Будто многохвостой плетью хлестал по лицу ветер, шипели и лопались брызги; Андрею казалось, что горы, тайга, небо вскидываются и опять летят вниз, крутясь пьяной каруселью. Раскорячив ноги, отец прыгал в лодке, хохотал, отплевывая воду:
— Ах-хха!.. Давай!! Чего повис, как матрас на заборе, греби!
У Андрея сердце сжималось в холодненький кулачок, всхлипывая, он бестолково колотил веслами. Он не сознавал, сколько продолжалось плаванье, в себя приходил только на берегу. А отец — исхлестанный, вымокший — тянул на берег лодку и сокрушенно хмыкал:
— Ты гляди, опять не потопли, пермяки соленые!..
Он будто и впрямь жалел, что все кончилось благополучно. На него эти плавания действовали весьма подбадривающе: прямо с берега, мокрый, уходил на работу, до темноты хряпал по бревнам топором.
Новоселье справили широко. Отец назвал гостей — таежных охотников, раздобыл хмельной араки, — в общем, закатили пир. Было весело.

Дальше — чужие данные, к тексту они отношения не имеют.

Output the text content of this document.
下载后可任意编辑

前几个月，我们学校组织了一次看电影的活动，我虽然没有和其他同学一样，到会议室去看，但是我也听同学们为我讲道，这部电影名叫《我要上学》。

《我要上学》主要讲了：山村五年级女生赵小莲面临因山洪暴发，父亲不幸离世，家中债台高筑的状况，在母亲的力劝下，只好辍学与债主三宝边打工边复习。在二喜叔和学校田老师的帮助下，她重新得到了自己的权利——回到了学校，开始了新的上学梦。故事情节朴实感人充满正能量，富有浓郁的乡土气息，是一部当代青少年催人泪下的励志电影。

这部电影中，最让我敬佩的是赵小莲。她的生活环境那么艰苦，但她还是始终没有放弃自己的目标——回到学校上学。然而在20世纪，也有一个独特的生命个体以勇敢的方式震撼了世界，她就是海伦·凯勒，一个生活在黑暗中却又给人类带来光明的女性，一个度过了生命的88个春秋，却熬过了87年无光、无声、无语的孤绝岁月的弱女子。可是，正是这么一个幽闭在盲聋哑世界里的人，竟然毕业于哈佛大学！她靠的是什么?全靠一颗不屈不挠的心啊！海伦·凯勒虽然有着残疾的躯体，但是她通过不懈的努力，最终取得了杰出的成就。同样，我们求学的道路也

Мохнатыми голосами охотники тянули песни, отец вылетел распояской на круг, отбил присядку на свежих половицах; отвыкший от публичных торжеств интеллигентный дед прослезился, кричал на английском языке приветствия и делал гостям ручкой.
После строительных работ можно было устроить передышку. Сотрудники все еще задерживались, краевое управление отвечало на запросы: «Ждите… ждите…» Но отец не умел ждать сложа руки. Он решил в одиночку обойти границы заповедника, познакомиться поближе со своими владениями.
Охранять дом поручил Андрею. Показал ему, как держат ружье, заставил пощелкать пистонами в свечку. Заявил:
— Теперь попадешь непременно. Либо в сук, либо в тетерю. Ну, ребята, вы теперь под охраной, бояться нечего, я — пошел!
Больше недели о нем не было ни слуху ни духу. Наконец поздним вечером ввалился без шапки, хромая, закричал с ликованием в голосе:
— Граждане, поздравляю! Вот местечко нам попалось — кладовуха, рай, царство небесное! Что зверья, что птицы.
Мать бросилась к нему:
— У тебя кровь!..
— А, это так. Медведя завалил. Здоровый, дьявол, а я с ним почти врукопашную…
Из походов своих возвращался отец голодный, закопченный, страшный, а глаза — пьяные, счастливые. Вечерами отдыхал на крыльце, вытянув ноги, смотрел на гаснущую в озере каемку зари, от наслаждения кряхтел, фукал махорочным дымом, вел с дедом философические беседы.
Дед смертельно тосковал без телевизора и литературы и в любой спор кидался упоенно, со страстью.
— Как ты хочешь, — начинал он обычно с излюбленной темы, — а я твоей позиции не приемлю. Твое поведение — это же настоящая автогегемония!